Still she hesitated. Then an ugly, malevolent look came over her face,

she pulled the rings from her fingers, and tossed them at him. One

touched his face, the others hit his coat, and they scattered into the

mud.

'And take your rings,' she said, 'and go and buy yourself a female

elsewhere--there are plenty to be had, who will be quite glad to share

your spiritual mess,--or to have your physical mess, and leave your

spiritual mess to Hermione.' With which she walked away, desultorily, up the road. He stood

motionless, watching her sullen, rather ugly walk. She was sullenly

picking and pulling at the twigs of the hedge as she passed. She grew

smaller, she seemed to pass out of his sight. A darkness came over his

mind. Only a small, mechanical speck of consciousness hovered near him.

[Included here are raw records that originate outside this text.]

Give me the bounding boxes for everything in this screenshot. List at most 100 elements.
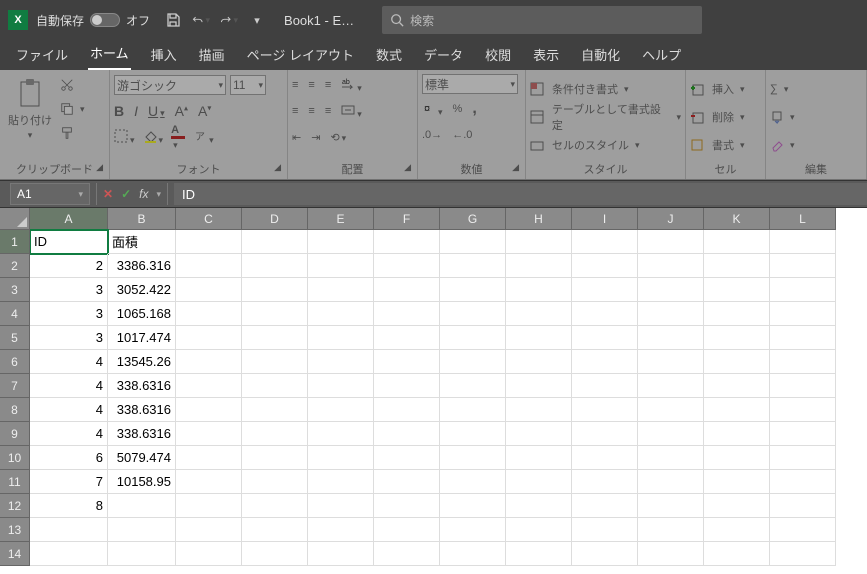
cell-E11[interactable] [308, 470, 374, 494]
cell-D13[interactable] [242, 518, 308, 542]
cell-C7[interactable] [176, 374, 242, 398]
qat-overflow-icon[interactable]: ▾ [248, 11, 266, 29]
save-icon[interactable] [164, 11, 182, 29]
increase-indent-icon[interactable]: ⇥ [311, 131, 320, 144]
number-format-select[interactable]: 標準▾ [422, 74, 518, 94]
row-head-14[interactable]: 14 [0, 542, 30, 566]
col-head-G[interactable]: G [440, 208, 506, 230]
cell-D3[interactable] [242, 278, 308, 302]
search-box[interactable]: 検索 [382, 6, 702, 34]
cell-style-button[interactable]: セルのスタイル [530, 134, 640, 156]
cell-H4[interactable] [506, 302, 572, 326]
cell-J5[interactable] [638, 326, 704, 350]
cell-I9[interactable] [572, 422, 638, 446]
row-head-6[interactable]: 6 [0, 350, 30, 374]
cell-J3[interactable] [638, 278, 704, 302]
cell-K11[interactable] [704, 470, 770, 494]
cell-F4[interactable] [374, 302, 440, 326]
cell-E3[interactable] [308, 278, 374, 302]
cell-E5[interactable] [308, 326, 374, 350]
cell-B7[interactable]: 338.6316 [108, 374, 176, 398]
cell-C14[interactable] [176, 542, 242, 566]
cell-D9[interactable] [242, 422, 308, 446]
cell-K2[interactable] [704, 254, 770, 278]
row-head-12[interactable]: 12 [0, 494, 30, 518]
spreadsheet-grid[interactable]: 1234567891011121314 ABCDEFGHIJKL ID面積233… [0, 208, 867, 574]
comma-button[interactable]: , [472, 100, 476, 118]
tab-挿入[interactable]: 挿入 [149, 39, 179, 70]
tab-ホーム[interactable]: ホーム [88, 37, 131, 70]
cell-D4[interactable] [242, 302, 308, 326]
cell-F11[interactable] [374, 470, 440, 494]
format-cells-button[interactable]: 書式 [690, 134, 745, 156]
tab-ヘルプ[interactable]: ヘルプ [640, 39, 683, 70]
cell-F6[interactable] [374, 350, 440, 374]
cell-J9[interactable] [638, 422, 704, 446]
cut-button[interactable] [60, 74, 85, 96]
cell-G7[interactable] [440, 374, 506, 398]
cell-L2[interactable] [770, 254, 836, 278]
cell-A14[interactable] [30, 542, 108, 566]
cell-K7[interactable] [704, 374, 770, 398]
cell-I7[interactable] [572, 374, 638, 398]
cell-L7[interactable] [770, 374, 836, 398]
increase-decimal-icon[interactable]: .0→ [422, 129, 442, 141]
cell-J6[interactable] [638, 350, 704, 374]
cell-D12[interactable] [242, 494, 308, 518]
cell-D5[interactable] [242, 326, 308, 350]
cell-H12[interactable] [506, 494, 572, 518]
tab-ページ レイアウト[interactable]: ページ レイアウト [245, 39, 356, 70]
cell-B10[interactable]: 5079.474 [108, 446, 176, 470]
phonetic-button[interactable]: ア [193, 129, 214, 146]
autosave-toggle[interactable] [90, 13, 120, 27]
tab-校閲[interactable]: 校閲 [483, 39, 513, 70]
cell-E2[interactable] [308, 254, 374, 278]
cell-L1[interactable] [770, 230, 836, 254]
cell-F9[interactable] [374, 422, 440, 446]
cell-H11[interactable] [506, 470, 572, 494]
redo-icon[interactable] [220, 11, 238, 29]
cell-H14[interactable] [506, 542, 572, 566]
row-head-11[interactable]: 11 [0, 470, 30, 494]
cell-I3[interactable] [572, 278, 638, 302]
decrease-indent-icon[interactable]: ⇤ [292, 131, 301, 144]
cell-K14[interactable] [704, 542, 770, 566]
fill-button[interactable] [770, 106, 795, 128]
row-head-9[interactable]: 9 [0, 422, 30, 446]
cell-G10[interactable] [440, 446, 506, 470]
cell-F10[interactable] [374, 446, 440, 470]
cell-E4[interactable] [308, 302, 374, 326]
cell-J10[interactable] [638, 446, 704, 470]
cell-A12[interactable]: 8 [30, 494, 108, 518]
cell-G1[interactable] [440, 230, 506, 254]
cell-H5[interactable] [506, 326, 572, 350]
insert-cells-button[interactable]: 挿入 [690, 78, 745, 100]
cell-C1[interactable] [176, 230, 242, 254]
cell-D7[interactable] [242, 374, 308, 398]
formula-input[interactable]: ID [174, 183, 867, 205]
cell-F13[interactable] [374, 518, 440, 542]
cell-D6[interactable] [242, 350, 308, 374]
dialog-launcher-icon[interactable]: ◢ [404, 162, 411, 173]
cell-B2[interactable]: 3386.316 [108, 254, 176, 278]
paste-button[interactable]: 貼り付け ▾ [4, 74, 56, 145]
cell-L3[interactable] [770, 278, 836, 302]
underline-button[interactable]: U [148, 103, 165, 119]
cell-A7[interactable]: 4 [30, 374, 108, 398]
cell-A5[interactable]: 3 [30, 326, 108, 350]
cell-J1[interactable] [638, 230, 704, 254]
format-painter-button[interactable] [60, 122, 85, 144]
cell-B5[interactable]: 1017.474 [108, 326, 176, 350]
col-head-K[interactable]: K [704, 208, 770, 230]
cell-F5[interactable] [374, 326, 440, 350]
enter-icon[interactable]: ✓ [121, 187, 131, 201]
dialog-launcher-icon[interactable]: ◢ [512, 162, 519, 173]
cell-E1[interactable] [308, 230, 374, 254]
align-middle-icon[interactable]: ≡ [308, 79, 314, 91]
font-color-button[interactable]: A [171, 124, 185, 151]
cell-K3[interactable] [704, 278, 770, 302]
cell-H7[interactable] [506, 374, 572, 398]
cell-G11[interactable] [440, 470, 506, 494]
col-head-C[interactable]: C [176, 208, 242, 230]
cell-I2[interactable] [572, 254, 638, 278]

He felt tired and weak. Yet also he was relieved. He gave up his old

position. He went and sat on the bank. No doubt Ursula was right. It

was true, really, what she said. He knew that his spirituality was

concomitant of a process of depravity, a sort of pleasure in

self-destruction. There really WAS a certain stimulant in

self-destruction, for him--especially when it was translated

spiritually. But then he knew it--he knew it, and had done. And was not

Ursula's way of emotional intimacy, emotional and physical, was it not

just as dangerous as Hermione's abstract spiritual intimacy? Fusion,

fusion, this horrible fusion of two beings, which every woman and most

men insisted on, was it not nauseous and horrible anyhow, whether it

was a fusion of the spirit or of the emotional body? Hermione saw

herself as the perfect Idea, to which all men must come: And Ursula was

the perfect Womb, the bath of birth, to which all men must come! And

both were horrible. Why could they not remain individuals, limited by

their own limits? Why this dreadful all-comprehensiveness, this hateful

tyranny? Why not leave the other being, free, why try to absorb, or

melt, or merge? One might abandon oneself utterly to the MOMENTS, but

not to any other being.

He could not bear to see the rings lying in the pale mud of the road.

He picked them up, and wiped them unconsciously on his hands. They were

the little tokens of the reality of beauty, the reality of happiness in

warm creation. But he had made his hands all dirty and gritty.